Mr O'Leary is remaining in the driving seat despite two core members of his so-called 'Z Team' deciding that they're leaving the airline.

His two key lieutenants for over 20 years have decided to leave Ryanair. Former chief operations director Michael Cawley (60), who was also a deputy chief executive, left in March. He now sits on other company boards and is also chairman of Failte Ireland.

Last month, chief financial officer (CFO) Howard Millar said he would leave at the end of the year. He is also a deputy chief executive.

Mr Millar (52) is seeking a new job as a chief executive before he gets too old to take on such a new role. Both Mr Millar and Mr Cawley are remaining on the Ryanair board.

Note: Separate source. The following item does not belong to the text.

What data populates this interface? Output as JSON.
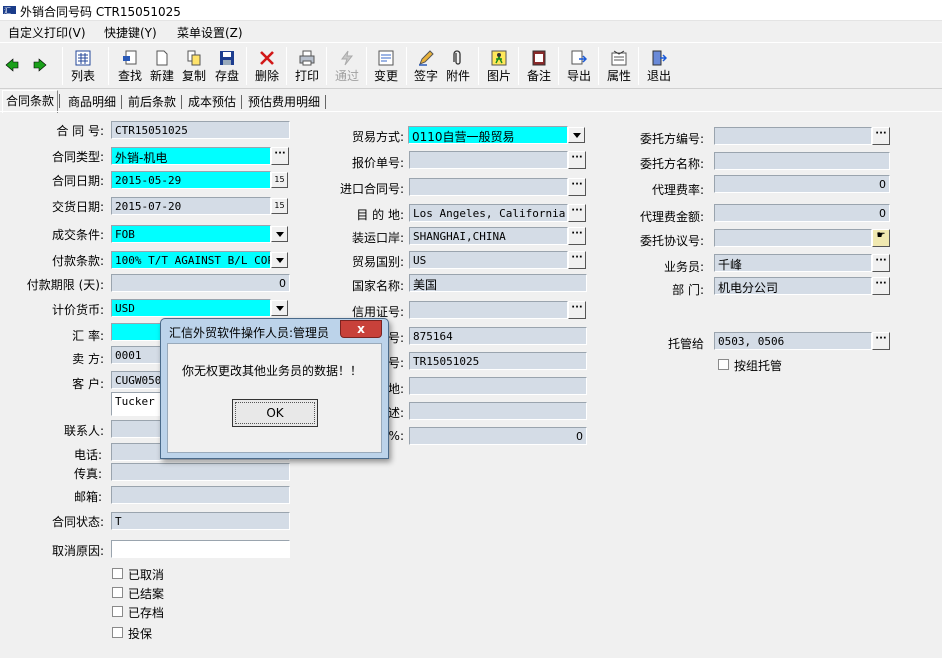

Mr O'Leary conceded that he tried to get Mr Millar to remain in a full-time role.

"He's done the CFO job now for more than 20 years. We can't offer him much more here that's exciting unless there's going to be a vacancy at the CEO level, and certainly for the next three to five years there doesn't appear to be one here."

Mr O'Leary said there were two reasons for having always said that he was planning to step down. "One was to convey the impression that this wasn't some one-man band. By talking about stepping down in two or three years' time, investors focused on the wider management team," he said.